Banks and building societies have overtaken retail for customer satisfaction for the first time, according to the latest UK Customer Satisfaction Index.
Retail has traditionally led the index since it launched in 2008, reflecting the sector’s focus on personalisation, competitive service and customer experience.
However, the latest figures from the Institute of Customer Service show banks and building societies have moved into the top spot, scoring 82 out of 100.
Non-food retail scored 81, while food retail came in slightly behind at 80.6.
Nationwide Building Society was named the UK’s top brand for customer satisfaction, with a score of 87.3. It was followed by John Lewis on 87.1 and first direct on 86.
The results underline the continued strength of John Lewis’ service proposition, with the department store chain remaining the highest-ranked retailer in the index.
However, the wider sector has been leapfrogged by banks and building societies, which the Institute of Customer Service said had benefited from greater investment in training, technology and customer retention.
The industry body also pointed to the Financial Conduct Authority’s Consumer Duty rules, introduced in 2023, which require financial services firms to put customers at the centre of product design, communications and support.
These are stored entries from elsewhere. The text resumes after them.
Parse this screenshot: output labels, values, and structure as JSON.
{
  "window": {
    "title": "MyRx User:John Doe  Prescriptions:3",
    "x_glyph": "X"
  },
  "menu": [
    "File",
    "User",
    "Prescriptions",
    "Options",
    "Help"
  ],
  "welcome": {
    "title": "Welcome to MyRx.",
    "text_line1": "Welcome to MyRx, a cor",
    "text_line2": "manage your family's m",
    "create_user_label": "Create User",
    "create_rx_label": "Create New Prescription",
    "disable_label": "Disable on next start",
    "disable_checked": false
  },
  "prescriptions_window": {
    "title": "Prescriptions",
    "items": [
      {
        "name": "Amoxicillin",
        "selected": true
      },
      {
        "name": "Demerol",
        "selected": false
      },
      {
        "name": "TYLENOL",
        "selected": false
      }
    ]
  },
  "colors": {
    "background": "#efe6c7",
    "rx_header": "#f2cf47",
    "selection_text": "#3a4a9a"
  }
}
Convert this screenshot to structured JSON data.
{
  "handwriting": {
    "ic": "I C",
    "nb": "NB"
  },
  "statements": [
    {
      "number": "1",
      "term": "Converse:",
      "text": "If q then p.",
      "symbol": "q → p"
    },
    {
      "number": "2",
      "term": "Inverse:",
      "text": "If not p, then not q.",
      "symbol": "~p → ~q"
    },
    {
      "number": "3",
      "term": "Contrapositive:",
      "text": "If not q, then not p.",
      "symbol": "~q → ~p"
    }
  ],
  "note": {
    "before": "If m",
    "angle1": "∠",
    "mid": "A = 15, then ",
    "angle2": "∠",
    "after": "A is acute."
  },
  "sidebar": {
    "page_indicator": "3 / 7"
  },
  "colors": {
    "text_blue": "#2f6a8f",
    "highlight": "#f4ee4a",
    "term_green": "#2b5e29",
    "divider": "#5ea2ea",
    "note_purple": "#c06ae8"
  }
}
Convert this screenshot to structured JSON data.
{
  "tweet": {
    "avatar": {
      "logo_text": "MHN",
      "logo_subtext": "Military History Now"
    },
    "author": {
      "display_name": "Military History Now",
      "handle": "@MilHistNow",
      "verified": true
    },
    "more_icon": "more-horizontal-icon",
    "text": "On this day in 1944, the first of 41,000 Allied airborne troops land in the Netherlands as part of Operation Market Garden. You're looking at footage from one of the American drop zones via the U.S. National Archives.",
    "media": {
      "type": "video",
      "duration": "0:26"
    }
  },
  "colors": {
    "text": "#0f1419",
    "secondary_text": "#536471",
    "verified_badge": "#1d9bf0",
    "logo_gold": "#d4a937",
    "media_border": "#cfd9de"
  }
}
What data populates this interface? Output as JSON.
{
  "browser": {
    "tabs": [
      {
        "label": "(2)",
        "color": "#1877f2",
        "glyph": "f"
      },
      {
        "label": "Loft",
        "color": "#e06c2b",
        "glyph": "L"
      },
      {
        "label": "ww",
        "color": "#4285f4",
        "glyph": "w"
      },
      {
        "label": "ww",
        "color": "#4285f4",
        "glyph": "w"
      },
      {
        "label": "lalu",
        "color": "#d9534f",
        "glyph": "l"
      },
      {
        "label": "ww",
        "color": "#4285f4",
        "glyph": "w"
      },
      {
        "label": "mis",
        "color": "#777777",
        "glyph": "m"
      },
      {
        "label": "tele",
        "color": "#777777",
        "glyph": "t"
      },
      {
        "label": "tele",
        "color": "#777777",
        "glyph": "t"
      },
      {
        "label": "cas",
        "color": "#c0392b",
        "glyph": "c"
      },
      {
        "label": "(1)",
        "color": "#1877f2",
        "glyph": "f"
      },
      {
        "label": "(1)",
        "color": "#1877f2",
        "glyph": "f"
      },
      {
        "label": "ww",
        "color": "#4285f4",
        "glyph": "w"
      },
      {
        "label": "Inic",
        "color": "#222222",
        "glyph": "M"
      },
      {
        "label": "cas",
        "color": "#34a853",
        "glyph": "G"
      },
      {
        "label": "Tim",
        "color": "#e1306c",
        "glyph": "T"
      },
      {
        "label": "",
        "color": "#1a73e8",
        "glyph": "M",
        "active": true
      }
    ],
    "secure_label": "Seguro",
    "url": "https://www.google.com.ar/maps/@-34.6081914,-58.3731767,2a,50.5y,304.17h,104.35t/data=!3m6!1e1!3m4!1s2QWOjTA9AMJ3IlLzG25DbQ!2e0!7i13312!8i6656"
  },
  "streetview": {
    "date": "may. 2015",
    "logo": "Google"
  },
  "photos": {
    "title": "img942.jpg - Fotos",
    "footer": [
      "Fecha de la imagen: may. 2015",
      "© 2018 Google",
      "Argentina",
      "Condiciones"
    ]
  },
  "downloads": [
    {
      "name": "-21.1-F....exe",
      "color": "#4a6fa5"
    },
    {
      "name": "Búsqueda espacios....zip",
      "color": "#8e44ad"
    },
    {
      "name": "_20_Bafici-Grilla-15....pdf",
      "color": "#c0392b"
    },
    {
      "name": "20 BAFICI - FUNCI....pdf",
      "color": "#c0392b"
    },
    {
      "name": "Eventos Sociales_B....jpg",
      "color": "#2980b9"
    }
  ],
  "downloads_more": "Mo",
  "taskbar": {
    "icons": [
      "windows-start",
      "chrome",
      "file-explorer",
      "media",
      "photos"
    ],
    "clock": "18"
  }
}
Institute of Customer Service chief executive Jo Causon said customer satisfaction in banking had been improving steadily “for some time” after the sector’s reputation was damaged by the financial crisis.
“The sector has led the way in app development, with many providers now offering an excellent digital experience for routine transactional elements combined with well-trained, motivated and empowered employees for more complex requirements,” she said.
“Regaining trust has been paramount.”
The UKCSI, which is published twice a year, tracks customer satisfaction across 13 sectors. The latest results were based on surveys of more than 15,000 UK customers, collected in March and April.
Despite the overall improvement, the index also pointed to signs of pressure on consumer confidence.
The proportion of people who said they felt better off than a year ago fell from 38 per cent in January to 35 per cent, while 36 per cent said now was a bad time to buy major items, up from 31 per cent at the start of the year.